I took overland transport all the way from Helsinki to London so I had quite a lot of time for reading and, thanks to wi-fi, even spent time online. So many different worlds to choose from. Very 21st century you might say, very globalization, this being online.
Setting off from the Olympic Terminal (so named because it was built for Helsinki’s 1952 Olympics) I travelled Helsinki-Stockholm-Köbenhavn-Köln-Bruxelles-London. On the way I was reminded of how much there is here in this relatively small part of a very, very small continent.
It all made me think a lot about the invention of the nation-state, the short history of the passport, national styles of music, languages, local foods and propensities to say ‘var så god’, ‘danke’ and ‘pardon’ [no stereotypes, please, Ed.]. I kept coming back to the fact that mixtures and rubbings of shoulders and exchanges have been the order of the day for one heck of a long time around the Baltic and, of course, in Helsinki itself, which was a multilingual, cosmopolitan, outward-looking harbour town 100 years ago if not earlier. According to Kjell Westö’s fiction, the area around Malminkatu was even called Babel for the mix of languages heard there.

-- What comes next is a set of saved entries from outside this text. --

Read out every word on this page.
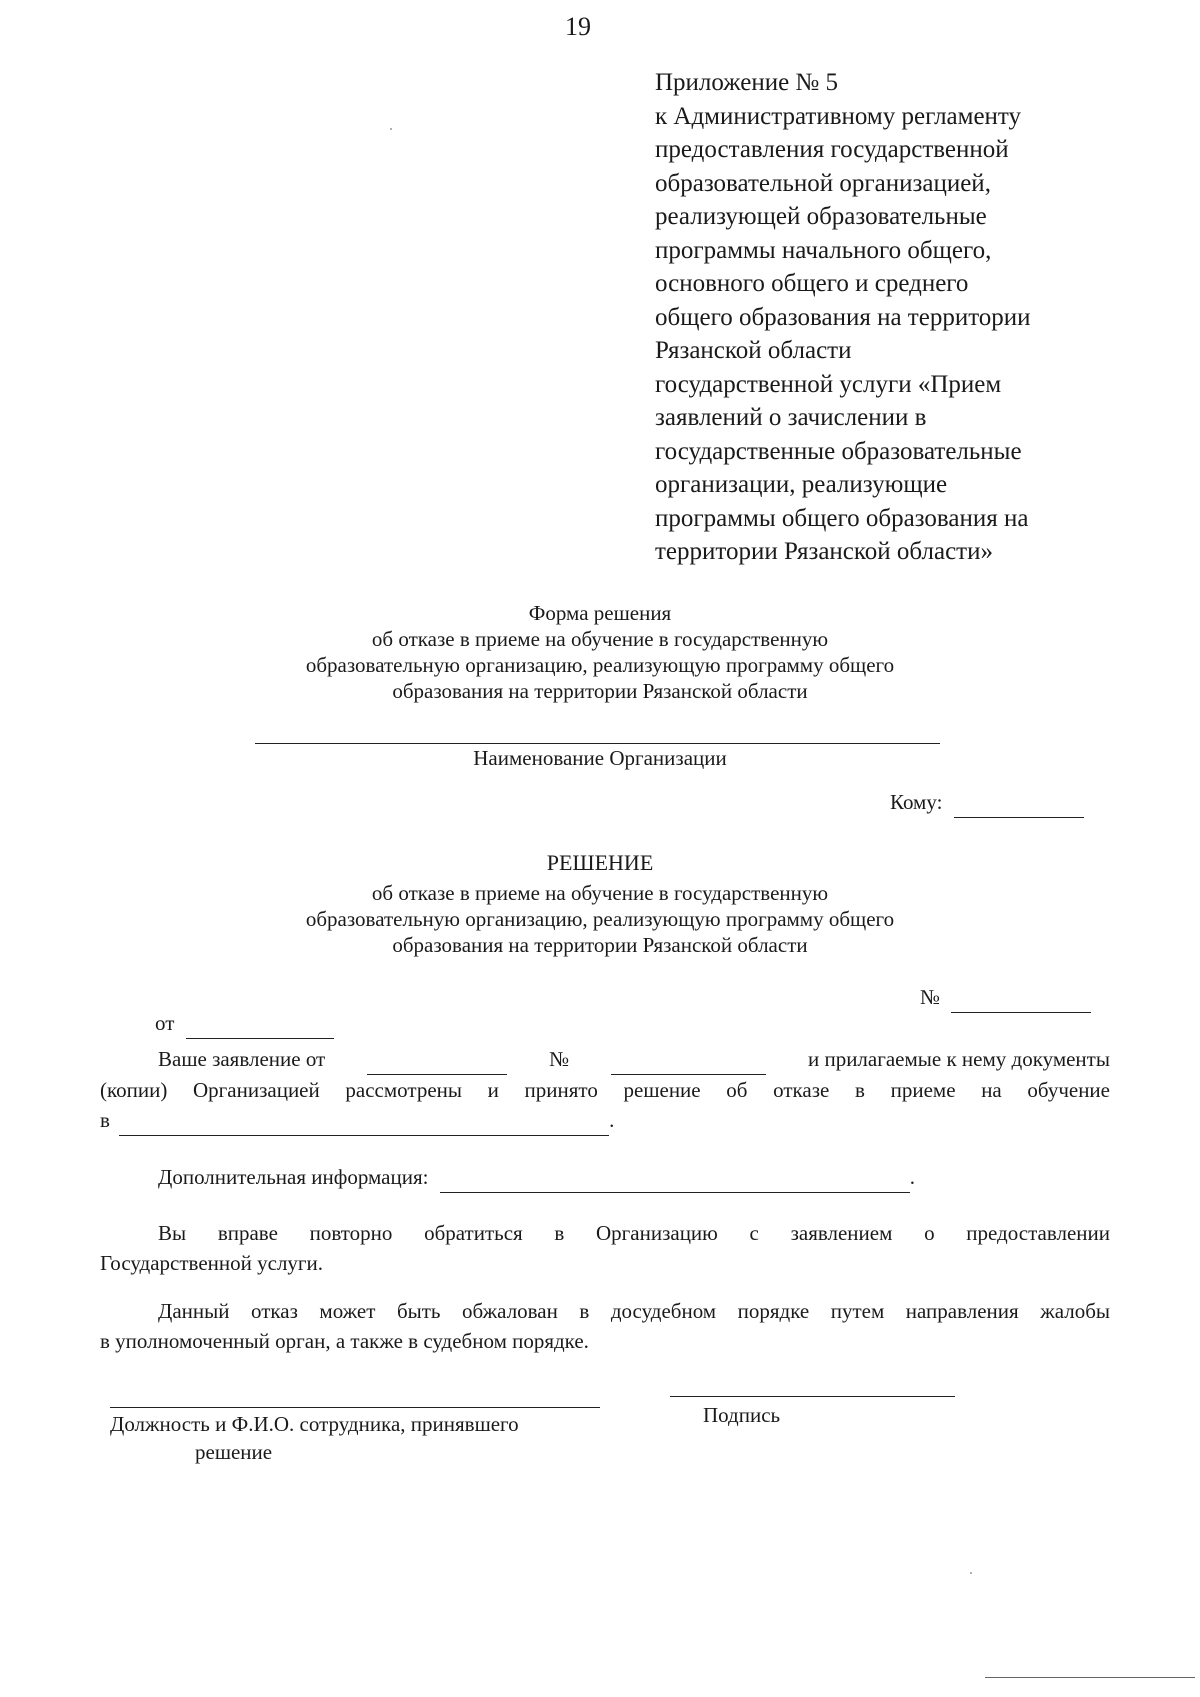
19
Приложение № 5
к Административному регламенту
предоставления государственной
образовательной организацией,
реализующей образовательные
программы начального общего,
основного общего и среднего
общего образования на территории
Рязанской области
государственной услуги «Прием
заявлений о зачислении в
государственные образовательные
организации, реализующие
программы общего образования на
территории Рязанской области»
Форма решения
об отказе в приеме на обучение в государственную
образовательную организацию, реализующую программу общего
образования на территории Рязанской области
Наименование Организации
Кому:
РЕШЕНИЕ
об отказе в приеме на обучение в государственную
образовательную организацию, реализующую программу общего
образования на территории Рязанской области
№
от
Ваше заявление от
	№
	и прилагаемые к нему документы
(копии) Организацией рассмотрены и принято решение об отказе в приеме на обучение
в	.
Дополнительная информация:	.
Вы вправе повторно обратиться в Организацию с заявлением о предоставлении
Государственной услуги.
Данный отказ может быть обжалован в досудебном порядке путем направления жалобы
в уполномоченный орган, а также в судебном порядке.
Должность и Ф.И.О. сотрудника, принявшего
решение
Подпись
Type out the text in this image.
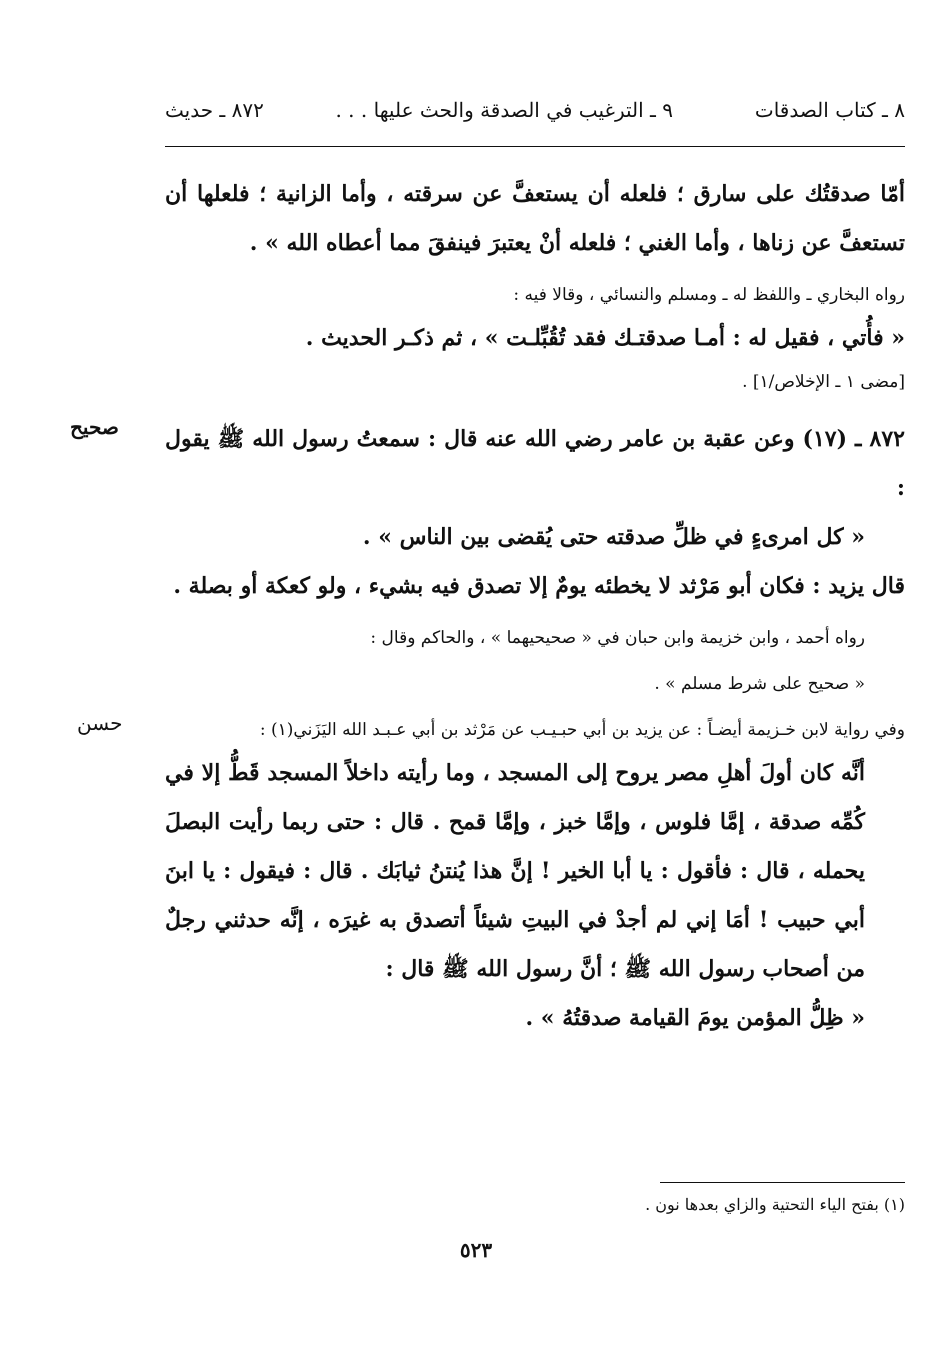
٨ ـ كتاب الصدقات
٩ ـ الترغيب في الصدقة والحث عليها . . .
٨٧٢ ـ حديث

أمّا صدقتُك على سارق ؛ فلعله أن يستعفَّ عن سرقته ، وأما الزانية ؛ فلعلها أن تستعفَّ عن زناها ، وأما الغني ؛ فلعله أنْ يعتبرَ فينفقَ مما أعطاه الله » .

رواه البخاري ـ واللفظ له ـ ومسلم والنسائي ، وقالا فيه :

« فأُتي ، فقيل له : أمـا صدقتـك فقد تُقُبِّلـت » ، ثم ذكـر الحديث .

[مضى ١ ـ الإخلاص/١] .

صحيح ٨٧٢ ـ (١٧) وعن عقبة بن عامر رضي الله عنه قال : سمعتُ رسول الله ﷺ يقول :

« كل امرىءٍ في ظلِّ صدقته حتى يُقضى بين الناس » .

قال يزيد : فكان أبو مَرْثد لا يخطئه يومٌ إلا تصدق فيه بشيء ، ولو كعكة أو بصلة .

رواه أحمد ، وابن خزيمة وابن حبان في « صحيحيهما » ، والحاكم وقال :

« صحيح على شرط مسلم » .

حسن	وفي رواية لابن خـزيمة أيضـاً : عن يزيد بن أبي حبـيـب عن مَرْثد بن أبي عـبـد الله اليَزَني(١) :

أنَّه كان أولَ أهلِ مصر يروح إلى المسجد ، وما رأيته داخلاً المسجد قَطُّ إلا في كُمِّه صدقة ، إمَّا فلوس ، وإمَّا خبز ، وإمَّا قمح . قال : حتى ربما رأيت البصلَ يحمله ، قال : فأقول : يا أبا الخير ! إنَّ هذا يُنتنُ ثيابَك . قال : فيقول : يا ابنَ أبي حبيب ! أمَا إني لم أجدْ في البيتِ شيئاً أتصدق به غيرَه ، إنَّه حدثني رجلٌ من أصحاب رسول الله ﷺ ؛ أنَّ رسول الله ﷺ قال :

« ظِلُّ المؤمن يومَ القيامة صدقتُهُ » .

(١) بفتح الياء التحتية والزاي بعدها نون .
٥٢٣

My grandmother (born 1903) spoke Finnish but also Russian, Swedish and English, the last three very badly. But she did use them all in her own way. Then there have been all those people for whom Tatar, Romani, Yiddish and possibly other langauges are the most fluent. My grandmother seemed quite nostalgic, I thought, for the days of many languages and the exoticism it suggested to her (she wasn’t PC!).
Then at some point Helsinki perhaps turned away from the sea, and away from the places and people it had always connected it to (had other stuff to worry about, I suppose). And then Finns became famously similar to each other, most homogeneous country in Europe, sort of thing. For my father, the aforementioned Olympics meant seeing for the first time ever, a) black man and b) a full beard on a young man, and his first taste of Coca Cola, but I think he too assumed that multilingualism and different religions in a city were normal, even desirable qualities, and he was certainly keen on cultural exchange even through the darkest days of Finnish consensus politics.
Back to now or the week-end. On the boat, as I enjoyed a dinner of fish washed down with a glass of wine and the only time I saw the entertainment venue was early evening before it filled with its drag show.
And with nobody to talk to (the waiter seemed a bit surly, surprisingly) I read that marvellous free rag, Voima. An article on migrant workers at the EU HQ in Brussels asked why eurocrats don’t find it uncomfortable to have their needs catered to by an almost uniformly non-white catering staff and went on to a damning critique of migration policies and the European blue card, a vehicle for poaching highly qualified people to work underpaid in Europe.
When I got back online I discovered that the mainstream in Finland has waffled stupid about restricting immigrants, as if that “conversation” wasn’t already far enough gone. Facebook has groups trying to fight back with Finnish varieties of anti-racism and cosmpolitanism (and probably with less charitable groups too along with the cowardly and bilious racist parts of the blogosphere). Interestingly, the Finnish-language HS.fi article on the SDP spokesman’s wishes to keep out migrant labour, was illustrated with a picture of a building site. (English article here).
Depressing! But to stop this post getting too worthy or too long, and to try and loop things back somehow to the built environment, I’ll just add a couple of links to other news stories, about Britain and Dubai, which demonstrate that the mainstream is happy with racist commentary here too, and that cheap labour and double-standards are a widespread contemporary phenomenon. Not, I hasten to add, that this makes the Finnish gits’ comments any less worrying.